A smooth, differentiable curve
y = ax² + bx
This parabola is smooth everywhere — a tangent exists at every point, unlike a corner where the slope jumps.
Why differentiable forces continuous
- A derivative is the limit of secant slopes; for that limit to be finite, the function can't jump.
- If $f$ jumped at $c$, the secant slopes near $c$ would blow up — no finite tangent slope.
- So having $f'(c)$ guarantees $f$ is continuous 连续 at $c$.
- Contrapositive (handy on exams): if $f$ is not continuous at $c$, it is not differentiable there.
Which implication is true?
Differentiable forces continuous; the reverse is false.
If $f$ is not continuous at $c$, then $f$ at $c$ is...
Contrapositive of "differentiable $\Rightarrow$ continuous": not continuous $\Rightarrow$ not differentiable.
Where the derivative fails to exist
- Continuity is not enough — three shapes break differentiability even with no gap:
- A corner 尖角: the left and right slopes differ (like $|x|$ at $0$).
- A cusp 尖点: the slopes shoot to $+\infty$ and $-\infty$ (like $x^{2/3}$ at $0$).
- A vertical tangent 竖直切线: the tangent is vertical, so its slope is undefined (like $\sqrt[3]{x}$ at $0$).
At which features does a derivative fail to exist even if the function is continuous?
Corners, cusps, and vertical tangents kill the derivative; a smooth turning point still has $f'=0$.
At a ____ tangent, the tangent line is vertical, so its slope (the derivative) is undefined.
A vertical line has undefined slope; e.g. $\sqrt[3]{x}$ at $0$.
It all comes back to the tangent
- A derivative exists only when there is one well-defined tangent line with a finite slope.
- A corner has two different tangents; a cusp/vertical tangent has an infinite slope — neither gives a single finite value.
- $|x|$ is continuous everywhere but has no derivative at $0$ — the classic counterexample.
- So: check continuity first (necessary), then check for a single finite tangent slope (the rest).
$f(x)=|x|$ is continuous at $0$ but not differentiable there.
The corner gives left slope $-1$, right slope $+1$ — no single tangent slope.
For $f(x)=|x|$, what is the right-hand slope (for $x>0$) at $0$?
For $x>0$, $f(x)=x$, so the slope is $+1$ (the left slope is $-1$, hence the corner).
Do not flip the implication.
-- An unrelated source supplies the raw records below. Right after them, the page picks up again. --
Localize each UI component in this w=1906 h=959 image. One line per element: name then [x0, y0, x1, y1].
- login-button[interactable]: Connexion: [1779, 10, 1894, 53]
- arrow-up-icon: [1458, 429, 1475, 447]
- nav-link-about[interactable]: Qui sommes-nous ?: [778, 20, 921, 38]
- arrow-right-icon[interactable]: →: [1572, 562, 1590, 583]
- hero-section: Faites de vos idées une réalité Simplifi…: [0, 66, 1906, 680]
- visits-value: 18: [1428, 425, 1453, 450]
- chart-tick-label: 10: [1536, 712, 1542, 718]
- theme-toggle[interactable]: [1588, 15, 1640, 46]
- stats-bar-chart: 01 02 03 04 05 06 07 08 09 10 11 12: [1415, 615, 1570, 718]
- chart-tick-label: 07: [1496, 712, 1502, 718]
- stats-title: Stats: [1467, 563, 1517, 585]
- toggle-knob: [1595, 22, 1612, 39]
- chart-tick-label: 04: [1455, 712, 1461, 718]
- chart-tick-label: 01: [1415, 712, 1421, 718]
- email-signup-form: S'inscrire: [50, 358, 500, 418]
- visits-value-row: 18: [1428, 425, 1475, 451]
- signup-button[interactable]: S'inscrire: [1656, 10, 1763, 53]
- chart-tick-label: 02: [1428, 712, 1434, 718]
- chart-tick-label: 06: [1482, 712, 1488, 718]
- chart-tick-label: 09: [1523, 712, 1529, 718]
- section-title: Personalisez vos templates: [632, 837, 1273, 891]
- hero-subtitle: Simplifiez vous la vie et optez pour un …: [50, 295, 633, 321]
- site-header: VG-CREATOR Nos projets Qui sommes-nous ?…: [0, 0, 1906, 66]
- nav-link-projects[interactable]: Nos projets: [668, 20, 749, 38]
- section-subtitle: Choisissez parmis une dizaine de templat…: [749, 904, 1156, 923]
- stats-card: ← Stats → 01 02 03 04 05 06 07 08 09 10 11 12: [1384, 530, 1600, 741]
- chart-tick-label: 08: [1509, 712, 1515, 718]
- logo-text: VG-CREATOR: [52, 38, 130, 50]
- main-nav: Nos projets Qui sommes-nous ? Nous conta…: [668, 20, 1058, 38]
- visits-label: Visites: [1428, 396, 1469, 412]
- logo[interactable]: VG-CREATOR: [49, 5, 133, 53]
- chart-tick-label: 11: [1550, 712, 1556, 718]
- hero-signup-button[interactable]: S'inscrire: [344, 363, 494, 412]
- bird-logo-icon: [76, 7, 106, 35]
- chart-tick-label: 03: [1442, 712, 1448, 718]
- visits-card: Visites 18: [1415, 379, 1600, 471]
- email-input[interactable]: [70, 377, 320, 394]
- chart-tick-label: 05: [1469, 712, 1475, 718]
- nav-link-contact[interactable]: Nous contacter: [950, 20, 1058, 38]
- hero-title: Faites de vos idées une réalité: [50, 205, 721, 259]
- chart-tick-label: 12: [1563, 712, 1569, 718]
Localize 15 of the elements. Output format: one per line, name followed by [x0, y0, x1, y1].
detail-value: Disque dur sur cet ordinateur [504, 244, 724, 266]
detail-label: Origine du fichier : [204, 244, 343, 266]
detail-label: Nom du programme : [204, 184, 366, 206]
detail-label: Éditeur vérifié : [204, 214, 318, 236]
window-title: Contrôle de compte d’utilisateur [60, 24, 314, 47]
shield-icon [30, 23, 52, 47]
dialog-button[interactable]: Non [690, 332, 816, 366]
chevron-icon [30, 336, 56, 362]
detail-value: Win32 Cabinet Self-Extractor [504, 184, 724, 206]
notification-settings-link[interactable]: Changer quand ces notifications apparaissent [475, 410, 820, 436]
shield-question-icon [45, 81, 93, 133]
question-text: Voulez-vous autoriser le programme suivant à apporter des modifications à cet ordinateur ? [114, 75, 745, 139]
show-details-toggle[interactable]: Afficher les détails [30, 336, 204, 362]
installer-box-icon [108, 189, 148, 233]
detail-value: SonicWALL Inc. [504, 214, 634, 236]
Differentiable $\Rightarrow$ continuous is true, but continuous $\Rightarrow$ differentiable is false. $f(x)=|x|$ proves it: perfectly continuous at $0$, yet the corner means $f'(0)$ does not exist (left slope $-1$, right slope $+1$).
Is $f(x)=|x|$ differentiable at $x=0$?
- Continuous at $0$? Yes — no gap. ✓
- Left slope: for $x<0$, $f(x)=-x$, slope $-1$. Right slope: for $x>0$, $f(x)=x$, slope $+1$.
- The one-sided slopes disagree ($-1\neq1$) — a corner.
- So $f'(0)$ does not exist, even though $f$ is continuous there.
Differentiability $\Rightarrow$ continuity (a tangent needs an unbroken graph), but continuity does not imply differentiability. A derivative fails to exist at a corner (slopes disagree), a cusp, or a vertical tangent (infinite slope) — anywhere there is no single, finite tangent line.